Draw the binary tree rooted at index $6$ that is represented by the following attributes:

$$ \begin{array}{cccc} \text{index} & key & left & right \\ \hline 1 & 12 & 7 & 3 \\ 2 & 15 & 8 & \text{NIL} \\ 3 & 4 & 10 & \text{NIL} \\ 4 & 10 & 5 & 9 \\ 5 & 2 & \text{NIL} & \text{NIL} \\ 6 & 18 & 1 & 4 \\ 7 & 7 & \text{NIL} & \text{NIL} \\ 8 & 14 & 6 & 2 \\ 9 & 21 & \text{NIL} & \text{NIL} \\ 10 & 5 & \text{NIL} & \text{NIL} \end{array} $$

## 10.4-2¶

Write an $O(n)$-time recursive procedure that, given an $n$-node binary tree, prints out the key of each node in the tree.

```
PRINT-BINARY-TREE(T)
PRINT-BINARY-TREE-AUX(T.root)
PRINT-BINARY-TREE-AUX(x)
if node != NIL
PRINT-BINARY-TREE-AUX(x.left)
print x.key
PRINT-BINARY-TREE-AUX(x.right)
```

## 10.4-3¶

Write an O$(n)$-time nonrecursive procedure that, given an $n$-node binary tree, prints out the key of each node in the tree.
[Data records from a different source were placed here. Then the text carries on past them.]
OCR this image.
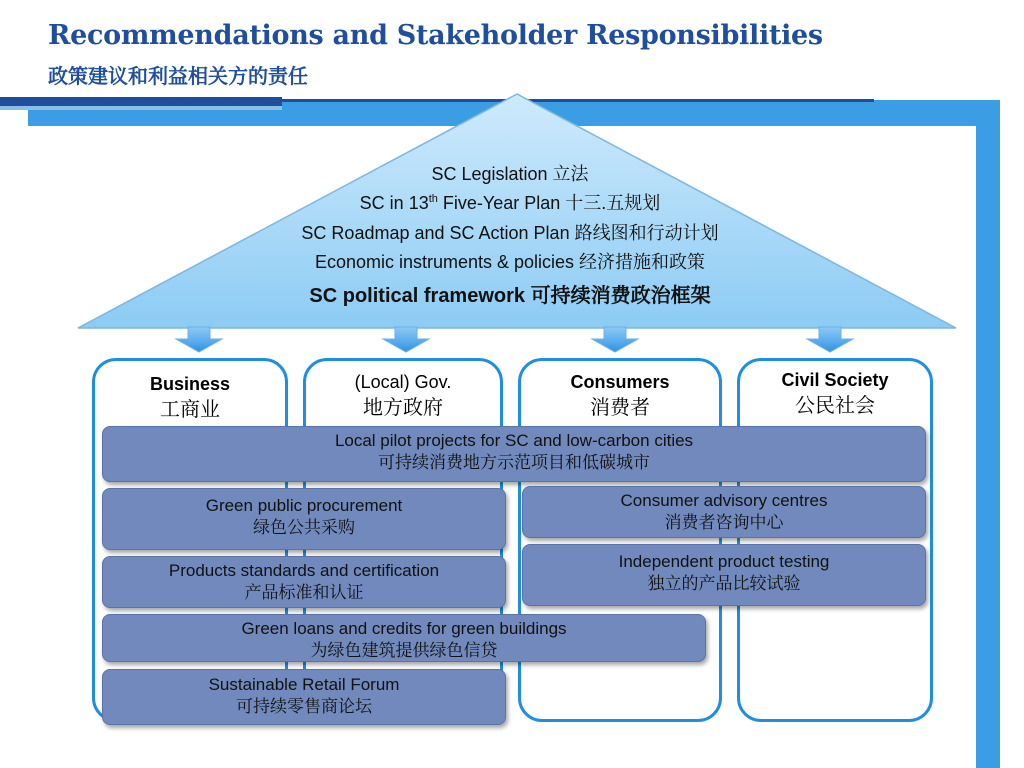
Recommendations and Stakeholder Responsibilities
政策建议和利益相关方的责任
SC Legislation 立法
SC in 13th Five-Year Plan 十三.五规划
SC Roadmap and SC Action Plan 路线图和行动计划
Economic instruments & policies 经济措施和政策
SC political framework 可持续消费政治框架
Business
工商业
(Local) Gov.
地方政府
Consumers
消费者
Civil Society
公民社会
Local pilot projects for SC and low-carbon cities
可持续消费地方示范项目和低碳城市
Green public procurement
绿色公共采购
Consumer advisory centres
消费者咨询中心
Products standards and certification
产品标准和认证
Independent product testing
独立的产品比较试验
Green loans and credits for green buildings
为绿色建筑提供绿色信贷
Sustainable Retail Forum
可持续零售商论坛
Use a stack as an auxiliary data structure.

```
PRINT-BINARY-TREE(T, S)
PUSH(S, T.root)
while !STACK-EMPTY(S)
x = S[S.top]
while x != NIL // store all nodes on the path towards the leftmost leaf
PUSH(S, x.left)
x = S[S.top]
POP(S) // S has NIL on its top, so pop it
if !STACK-EMPTY(S) // print this nodes, leap to its in-order successor
x = POP(S)
print x.key
PUSH(S, x.right)
```

## 10.4-4¶

Write an $O(n)$-time procedure that prints all the keys of an arbitrary rooted tree with $n$ nodes, where the tree is stored using the left-child, right-sibling representation.

```
PRINT-LCRS-TREE(T)
x = T.root
if x != NIL
print x.key
lc = x.left-child
if lc != NIL
PRINT-LCRS-TREE(lc)
rs = lc.right-sibling
while rs != NIL
PRINT-LCRS-TREE(rs)
rs = rs.right-sibling
```

## 10.4-5 $\star$¶

Write an $O(n)$-time nonrecursive procedure that, given an $n$-node binary tree, prints out the key of each node. Use no more than constant extra space outside of the tree itself and do not modify the tree, even temporarily, during the procedure.

```
PRINT-KEY(T)
prev = NIL
x = T.root
while x != NIL
if prev = x.parent
print x.key
prev = x
if x.left
x = x.left
else
if x.right
x = x.right
else
x = x.parent
else if prev == x.left and x.right != NIL
prev = x
x = x.right
else
prev = x
x = x.parent
```

## 10.4-6 $\star$¶

The left-child, right-sibling representation of an arbitrary rooted tree uses three pointers in each node:

left-child,right-sibling, andparent. From any node, its parent can be reached and identified in constant time and all its children can be reached and identified in time linear in the number of children. Show how to use only two pointers and one boolean value in each node so that the parent of a node or all of its children can be reached and identified in time linear in the number of children.

Use boolean to identify the last sibling, and the last sibling's right-sibling points to the parent.